5. En l'espèce, s'il est constant que M. A est employé depuis le 20 juin 2021 comme marin stewart et est hébergé à titre gratuit par son employeur depuis le 1er janvier 2022, il n'établit pas, par les seules pièces qu'il produit, être entré en France en 2016 comme il l'affirme, pas plus qu'il n'établit la continuité de son séjour depuis cette date. Par ailleurs, s'il allègue entretenir des liens personnels et familiaux intenses et stables en France, il n'apporte aucun élément l'attestant. Il déclare au contraire, lors de l'audition du 12 juillet 2022 ayant donné lieu à un procès-verbal du même jour signé de sa main, ne pas avoir de famille en France. Dans ces conditions, la décision attaquée n'a pas porté au droit au respect de la vie privée et familiale de M. A une atteinte disproportionnée au regard des buts poursuivis et n'a, dès lors, pas méconnu l'article 8 de la convention européenne de sauvegarde des droits de l'homme et des libertés fondamentales. Ce moyen doit, par suite, être écarté.
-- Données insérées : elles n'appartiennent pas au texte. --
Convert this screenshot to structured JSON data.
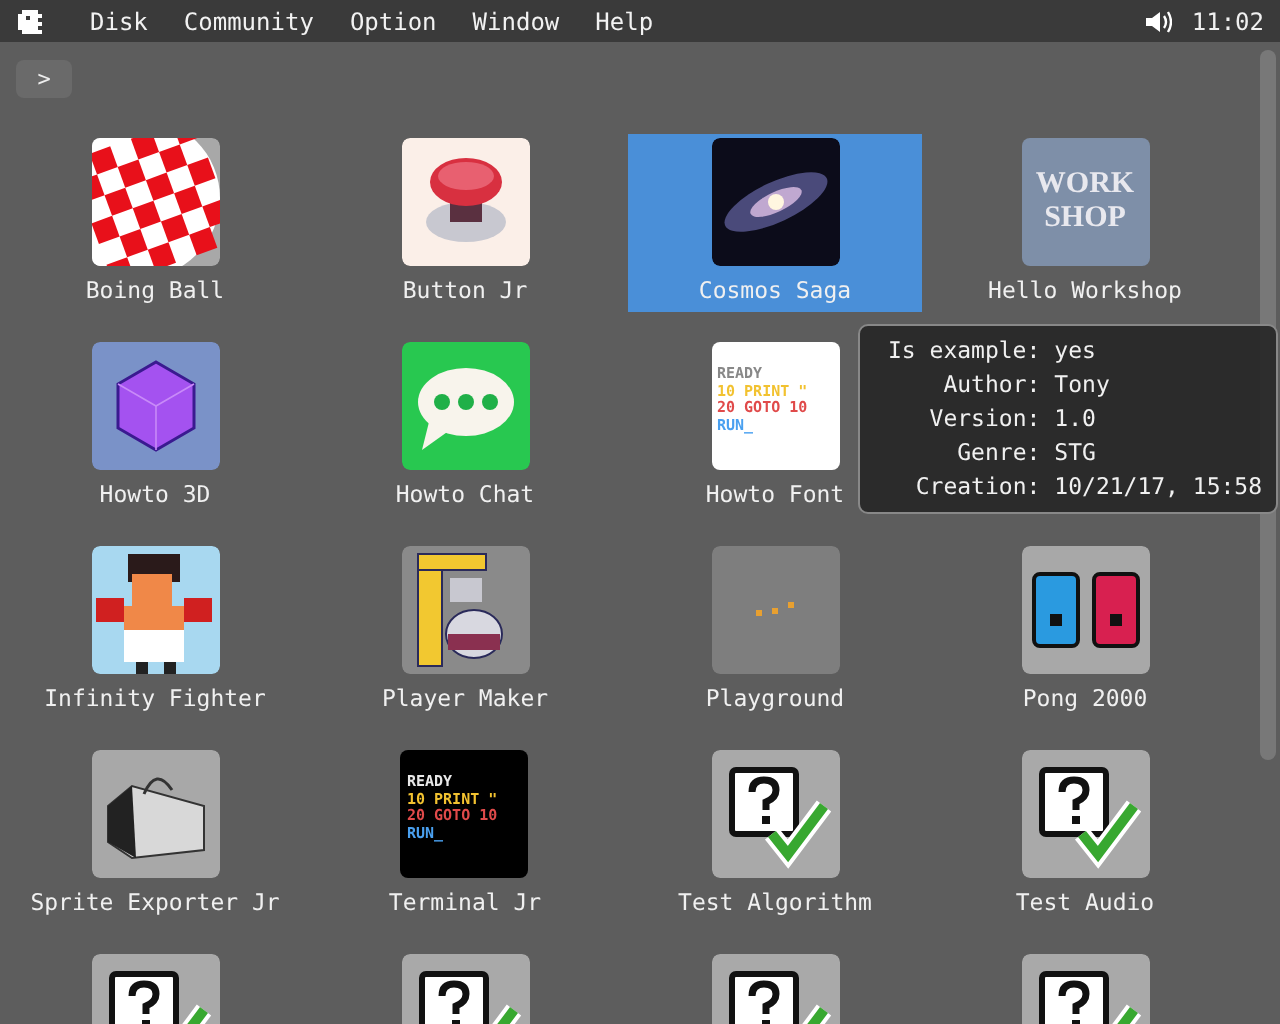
{
  "menu_bar": {
    "items": [
      "Disk",
      "Community",
      "Option",
      "Window",
      "Help"
    ],
    "clock": "11:02"
  },
  "breadcrumb": {
    "label": ">"
  },
  "programs": [
    {
      "label": "Boing Ball",
      "kind": "ball",
      "selected": false
    },
    {
      "label": "Button Jr",
      "kind": "button",
      "selected": false
    },
    {
      "label": "Cosmos Saga",
      "kind": "galaxy",
      "selected": true
    },
    {
      "label": "Hello Workshop",
      "kind": "workshop",
      "icon_text": [
        "WORK",
        "SHOP"
      ],
      "selected": false
    },
    {
      "label": "Howto 3D",
      "kind": "cube",
      "selected": false
    },
    {
      "label": "Howto Chat",
      "kind": "chat",
      "selected": false
    },
    {
      "label": "Howto Font",
      "kind": "code",
      "icon_text": [
        "READY",
        "10 PRINT \"",
        "20 GOTO 10",
        "RUN_"
      ],
      "selected": false
    },
    {
      "kind": "hidden"
    },
    {
      "label": "Infinity Fighter",
      "kind": "fighter",
      "selected": false
    },
    {
      "label": "Player Maker",
      "kind": "coffee",
      "selected": false
    },
    {
      "label": "Playground",
      "kind": "playground",
      "selected": false
    },
    {
      "label": "Pong 2000",
      "kind": "pong",
      "selected": false
    },
    {
      "label": "Sprite Exporter Jr",
      "kind": "toolbox",
      "selected": false
    },
    {
      "label": "Terminal Jr",
      "kind": "terminal",
      "icon_text": [
        "READY",
        "10 PRINT \"",
        "20 GOTO 10",
        "RUN_"
      ],
      "selected": false
    },
    {
      "label": "Test Algorithm",
      "kind": "test",
      "selected": false
    },
    {
      "label": "Test Audio",
      "kind": "test",
      "selected": false
    },
    {
      "kind": "test",
      "selected": false
    },
    {
      "kind": "test",
      "selected": false
    },
    {
      "kind": "test",
      "selected": false
    },
    {
      "kind": "test",
      "selected": false
    }
  ],
  "tooltip": {
    "rows": [
      {
        "key": "Is example:",
        "value": "yes"
      },
      {
        "key": "Author:",
        "value": "Tony"
      },
      {
        "key": "Version:",
        "value": "1.0"
      },
      {
        "key": "Genre:",
        "value": "STG"
      },
      {
        "key": "Creation:",
        "value": "10/21/17, 15:58"
      }
    ]
  }
}
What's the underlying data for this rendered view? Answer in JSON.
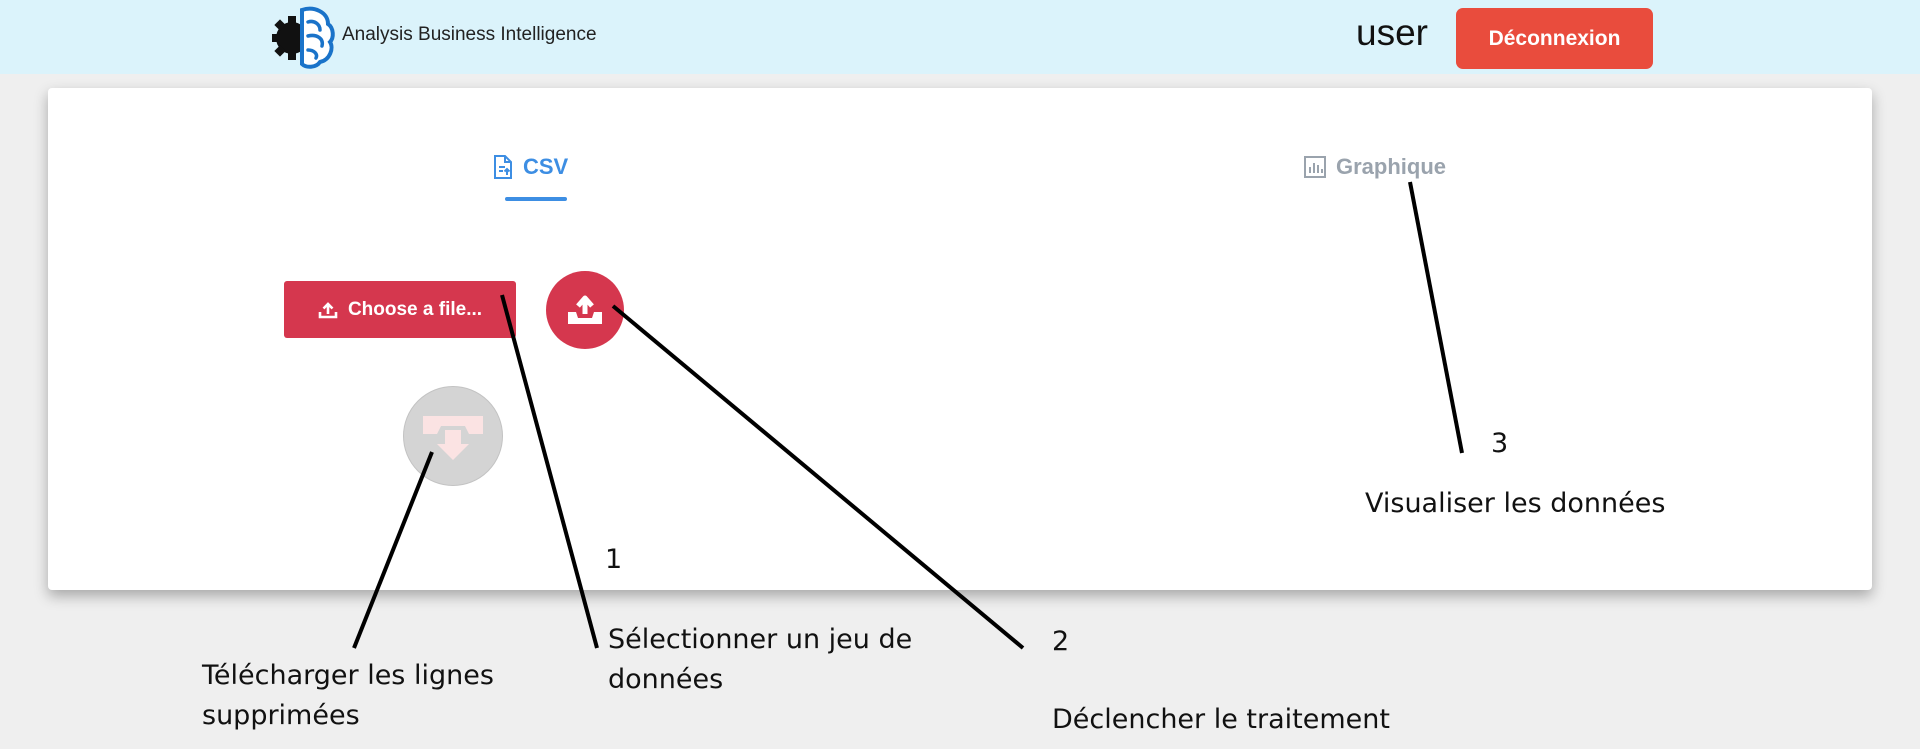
{
  "header": {
    "brand": "Analysis Business Intelligence",
    "username": "user",
    "logout_label": "Déconnexion"
  },
  "tabs": [
    {
      "label": "CSV",
      "icon": "file-upload-icon",
      "active": true
    },
    {
      "label": "Graphique",
      "icon": "bar-chart-icon",
      "active": false
    }
  ],
  "actions": {
    "choose_file_label": "Choose a file...",
    "upload_icon": "upload-tray-icon",
    "download_icon": "download-tray-icon"
  },
  "annotations": [
    {
      "number": "1",
      "text": "Sélectionner un jeu de\ndonnées"
    },
    {
      "number": "2",
      "text": "Déclencher le traitement"
    },
    {
      "number": "3",
      "text": "Visualiser les données"
    },
    {
      "number": "",
      "text": "Télécharger les lignes\nsupprimées"
    }
  ],
  "colors": {
    "header_bg": "#dbf3fb",
    "accent_blue": "#3d8ee3",
    "primary_red": "#d5374e",
    "logout_red": "#e94c3d",
    "disabled_gray": "#d4d4d4"
  }
}
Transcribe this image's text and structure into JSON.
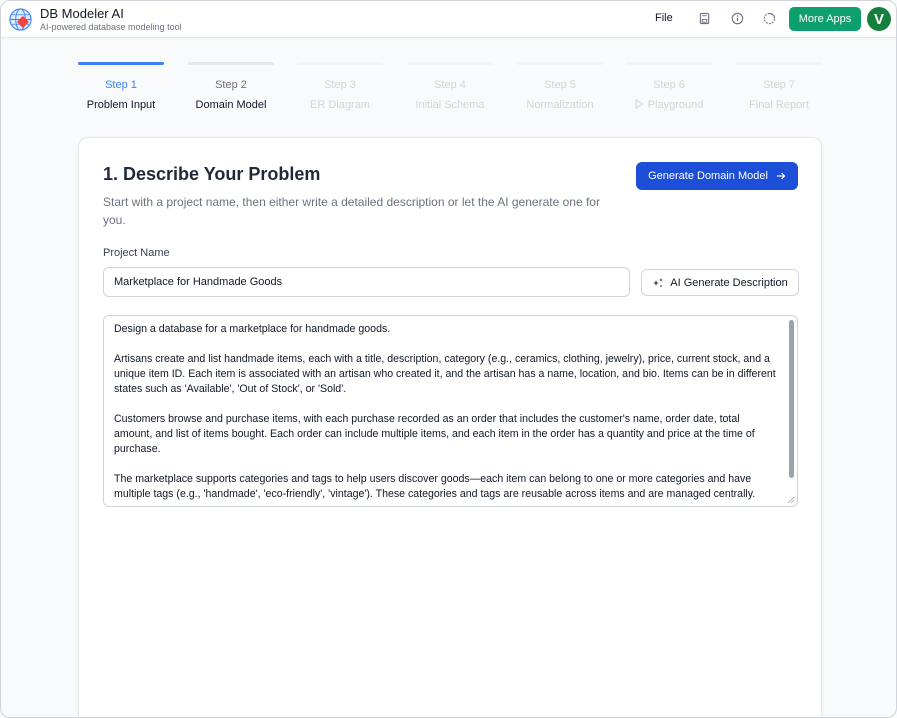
{
  "app": {
    "title": "DB Modeler AI",
    "subtitle": "AI-powered database modeling tool"
  },
  "header": {
    "file_label": "File",
    "more_apps_label": "More Apps",
    "avatar_initial": "V",
    "icons": [
      "save-icon",
      "info-icon",
      "theme-icon"
    ],
    "brand_color": "#0e9f6e"
  },
  "steps": [
    {
      "num": "Step 1",
      "label": "Problem Input",
      "state": "active"
    },
    {
      "num": "Step 2",
      "label": "Domain Model",
      "state": "done"
    },
    {
      "num": "Step 3",
      "label": "ER Diagram",
      "state": "disabled"
    },
    {
      "num": "Step 4",
      "label": "Initial Schema",
      "state": "disabled"
    },
    {
      "num": "Step 5",
      "label": "Normalization",
      "state": "disabled"
    },
    {
      "num": "Step 6",
      "label": "Playground",
      "state": "disabled"
    },
    {
      "num": "Step 7",
      "label": "Final Report",
      "state": "disabled"
    }
  ],
  "card": {
    "title": "1. Describe Your Problem",
    "description": "Start with a project name, then either write a detailed description or let the AI generate one for you.",
    "generate_button": "Generate Domain Model",
    "project_name_label": "Project Name",
    "project_name_value": "Marketplace for Handmade Goods",
    "ai_button": "AI Generate Description",
    "problem_text": "Design a database for a marketplace for handmade goods.\n\nArtisans create and list handmade items, each with a title, description, category (e.g., ceramics, clothing, jewelry), price, current stock, and a unique item ID. Each item is associated with an artisan who created it, and the artisan has a name, location, and bio. Items can be in different states such as 'Available', 'Out of Stock', or 'Sold'.\n\nCustomers browse and purchase items, with each purchase recorded as an order that includes the customer's name, order date, total amount, and list of items bought. Each order can include multiple items, and each item in the order has a quantity and price at the time of purchase.\n\nThe marketplace supports categories and tags to help users discover goods—each item can belong to one or more categories and have multiple tags (e.g., 'handmade', 'eco-friendly', 'vintage'). These categories and tags are reusable across items and are managed centrally.",
    "accent_color": "#1d4ed8"
  }
}
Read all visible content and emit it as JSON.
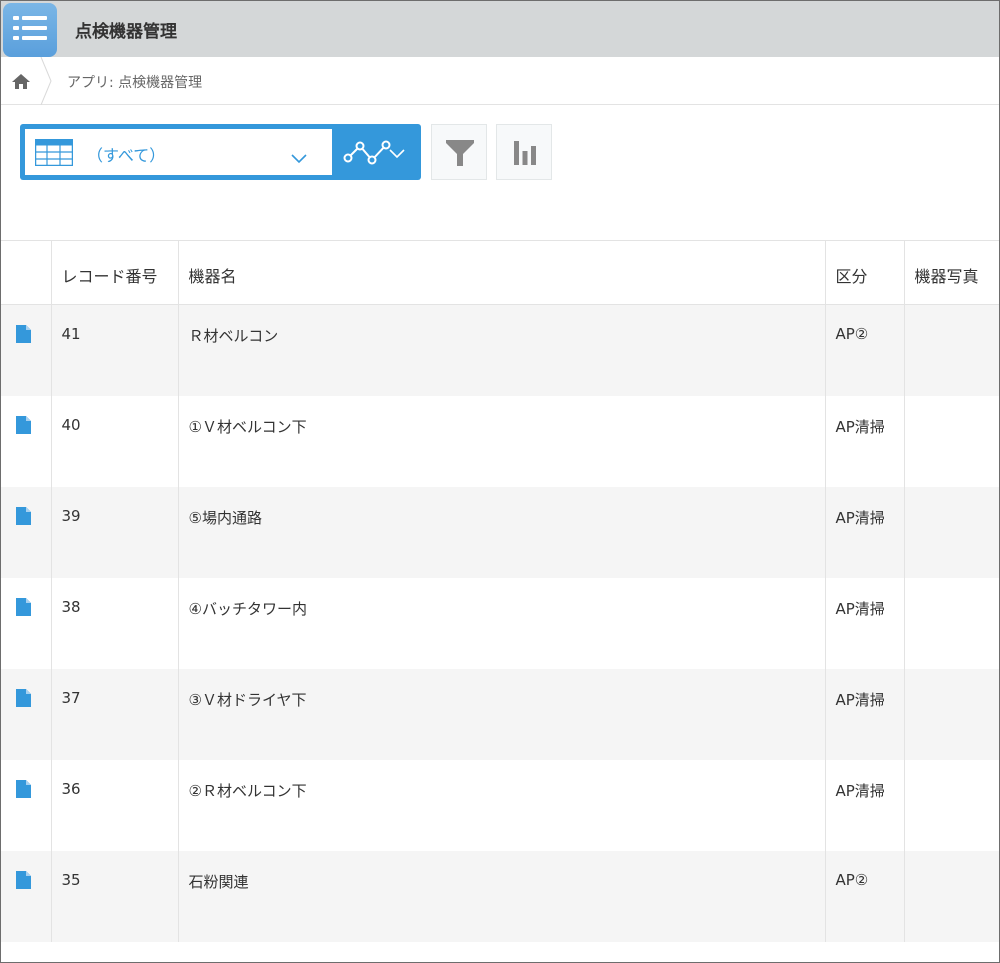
{
  "header": {
    "title": "点検機器管理",
    "icon": "list-app-icon",
    "color": "#d4d7d8"
  },
  "breadcrumb": {
    "home_icon": "home-icon",
    "path": "アプリ: 点検機器管理"
  },
  "toolbar": {
    "view_label": "（すべて）",
    "accent": "#3498db",
    "icons": [
      "table-view-icon",
      "chevron-down-icon",
      "graph-icon",
      "filter-icon",
      "bar-chart-icon"
    ]
  },
  "table": {
    "columns": [
      "",
      "レコード番号",
      "機器名",
      "区分",
      "機器写真"
    ],
    "rows": [
      {
        "id": "41",
        "name": "Ｒ材ベルコン",
        "category": "AP②",
        "photo": ""
      },
      {
        "id": "40",
        "name": "①Ｖ材ベルコン下",
        "category": "AP清掃",
        "photo": ""
      },
      {
        "id": "39",
        "name": "⑤場内通路",
        "category": "AP清掃",
        "photo": ""
      },
      {
        "id": "38",
        "name": "④バッチタワー内",
        "category": "AP清掃",
        "photo": ""
      },
      {
        "id": "37",
        "name": "③Ｖ材ドライヤ下",
        "category": "AP清掃",
        "photo": ""
      },
      {
        "id": "36",
        "name": "②Ｒ材ベルコン下",
        "category": "AP清掃",
        "photo": ""
      },
      {
        "id": "35",
        "name": "石粉関連",
        "category": "AP②",
        "photo": ""
      }
    ]
  }
}
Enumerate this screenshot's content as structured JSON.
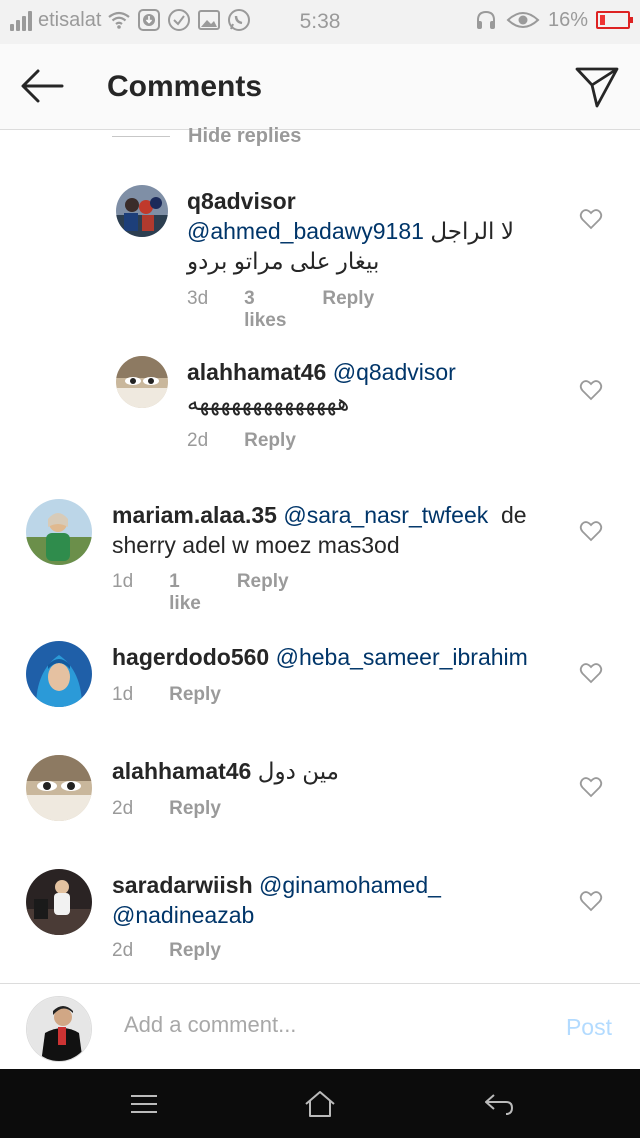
{
  "status": {
    "carrier": "etisalat",
    "time": "5:38",
    "battery": "16%"
  },
  "header": {
    "title": "Comments"
  },
  "hide_replies": "Hide replies",
  "comments": [
    {
      "username": "q8advisor",
      "mention": "@ahmed_badawy9181",
      "text": "لا الراجل",
      "text2": "بيغار على مراتو بردو",
      "time": "3d",
      "likes": "3 likes",
      "reply": "Reply"
    },
    {
      "username": "alahhamat46",
      "mention": "@q8advisor",
      "text": "ههههههههههههههه",
      "time": "2d",
      "reply": "Reply"
    },
    {
      "username": "mariam.alaa.35",
      "mention": "@sara_nasr_twfeek",
      "text": "de",
      "text2": "sherry adel w moez mas3od",
      "time": "1d",
      "likes": "1 like",
      "reply": "Reply"
    },
    {
      "username": "hagerdodo560",
      "mention": "@heba_sameer_ibrahim",
      "time": "1d",
      "reply": "Reply"
    },
    {
      "username": "alahhamat46",
      "text": "مين دول",
      "time": "2d",
      "reply": "Reply"
    },
    {
      "username": "saradarwiish",
      "mention": "@ginamohamed_",
      "mention2": "@nadineazab",
      "time": "2d",
      "reply": "Reply"
    }
  ],
  "add_comment": {
    "placeholder": "Add a comment...",
    "post": "Post"
  },
  "colors": {
    "mention": "#003569",
    "meta": "#9a9a9a",
    "post_disabled": "#b3dbff"
  }
}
6. En second lieu, si M. A dispose d'un logement et d'un contrat de travail en France, il ne ressort pas des pièces du dossier qu'il serait dans l'impossibilité de trouver un logement et de travailler dans son pays d'origine. Dans ces circonstances, la préfète de la Somme n'a pas entaché la décision contestée d'une erreur manifeste d'appréciation quant à ses conséquences sur la situation personnelle du requérant.
Sur la décision portant refus d'accorder un délai de départ volontaire :
7. Il ne ressort pas des pièces du dossier que la préfète de la Somme n'aurait pas procédé, avant de prendre la décision litigieuse, à un examen particulier et approfondi des éléments qui caractérisent la situation personnelle de M. A sur la base des informations connues de l'administration, et notamment des infractions qui lui sont reprochées, le requérant étant défavorablement connu des services de police pour des faits de menaces de mort réitérées, commis le 1er février 2022, et pour des faits d'outrage, rébellion et violences sur personne dépositaire de l'ordre public, commis le 11 juillet 2022. Par suite, le moyen tiré du défaut d'examen particulier doit être écarté.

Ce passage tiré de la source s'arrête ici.